We agree with the department that the notification No. 146/74-CE dated 12-10-1974 was in the nature of an exemption or concession from duty and that logically it could not be invoked where no duty was payable at all, such as, in the case of exports without payment of duty. However, we also find that in this case the department has not acted within the time frame permitted by the Central Excise Rule. Exports are not something which remain hidden from the department's notice. Clearances for export are documented in statutory central excise records such as from A.R.4A, gate passes, R.G. 1 account of production and disposal and in monthly return R.T. 12. A copy of the monthly return, along with the relevant gate passes, is required to be sent to the Superintendent of Central Excise having jurisdiction over sugar factory. Normally, therefore, even under the Self Removal Procedure, the department becomes aware of the quantities cleared for home consumption or for export within a month or two of the said clearances. In the present case, the department itself has stated that excess produced sugar started moving out of the respondents' factory on or after 21-12-1975 because on this date the closing stock of sugar in the factory equalled the quantity of sugar excess produced by the respondents during 1974-75. The export quantity, for which the demand has been issued, was cleared during the period from December, 1975 to January, 1976. Rebate for excess produced sugar was paid to the respondents 7-8 months later, in August, 1976, by which time the fact of export was well within the knowledge of the department. In the circumstances, if the department yet paid rebate even for the quantity exported, it has to be considered a case of erroneous refund under Rule 10 of the Central Excise Rules and for the recovery of which this rule fixed a time limit of six months.
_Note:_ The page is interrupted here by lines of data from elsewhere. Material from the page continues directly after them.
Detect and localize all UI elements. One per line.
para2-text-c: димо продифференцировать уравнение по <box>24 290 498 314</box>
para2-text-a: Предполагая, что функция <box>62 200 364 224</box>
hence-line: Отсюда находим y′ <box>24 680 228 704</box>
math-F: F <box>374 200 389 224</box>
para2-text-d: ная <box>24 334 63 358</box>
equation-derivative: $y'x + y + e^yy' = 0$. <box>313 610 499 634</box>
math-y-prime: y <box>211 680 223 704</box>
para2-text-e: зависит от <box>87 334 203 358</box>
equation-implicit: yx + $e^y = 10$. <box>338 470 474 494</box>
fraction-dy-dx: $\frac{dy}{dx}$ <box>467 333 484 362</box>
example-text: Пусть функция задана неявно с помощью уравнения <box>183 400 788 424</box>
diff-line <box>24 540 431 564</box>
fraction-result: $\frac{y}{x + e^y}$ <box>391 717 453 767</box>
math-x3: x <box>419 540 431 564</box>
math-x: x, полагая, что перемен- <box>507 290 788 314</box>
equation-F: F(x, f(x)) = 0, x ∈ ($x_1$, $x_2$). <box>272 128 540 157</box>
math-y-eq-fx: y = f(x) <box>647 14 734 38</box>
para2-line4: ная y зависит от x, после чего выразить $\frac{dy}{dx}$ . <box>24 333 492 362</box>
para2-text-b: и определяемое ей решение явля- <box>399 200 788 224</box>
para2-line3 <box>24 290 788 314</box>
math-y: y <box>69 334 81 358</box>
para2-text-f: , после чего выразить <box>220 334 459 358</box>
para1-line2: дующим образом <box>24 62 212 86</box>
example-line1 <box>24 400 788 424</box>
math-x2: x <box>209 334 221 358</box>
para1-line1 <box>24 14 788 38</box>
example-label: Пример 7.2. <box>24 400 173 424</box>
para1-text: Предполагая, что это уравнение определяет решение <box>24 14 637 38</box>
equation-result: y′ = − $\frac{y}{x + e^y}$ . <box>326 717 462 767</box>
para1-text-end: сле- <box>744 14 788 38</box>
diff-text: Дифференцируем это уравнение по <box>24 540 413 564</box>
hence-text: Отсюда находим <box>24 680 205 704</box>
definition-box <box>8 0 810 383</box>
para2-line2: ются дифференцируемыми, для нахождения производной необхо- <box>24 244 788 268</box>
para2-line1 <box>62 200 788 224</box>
3. The department's plea against the time bar is that the whole arrangement of paying the sugar rebate in anticipation of actual clearances of the excess produced sugar was an extra-legal one, not backed by any statutory rules, and, therefore, the payment made to the respondents ought to be treated as provisional. We find no merit in this plea. Apart from the fact that there is no provision in the Central Excises & Salt Act, 1944 or in the Central Excise Rules, 1944 to grant any provisional refund, in the present case at least the rebate paid towards the quantity exported could not be treated as provisional because the full facts of the export were within the department's knowledge when it determined and paid the said rebate. The Collector has come to us with a statutory appeal. This Tribunal has to dispose of the appeal in accordance with the provisions of the Statute only. If the department wishes to have relief on the ground that what it had been doing was extra-legal, the remedy, if any, should have to be sought elsewhere.

4. On the facts of this case, we hold that the demand issued by the department was clearly time-barred under Rule 10 and it has to be set aside as such. Consequently, the appeal filed by the department for the restoration of the said demand is also rejected.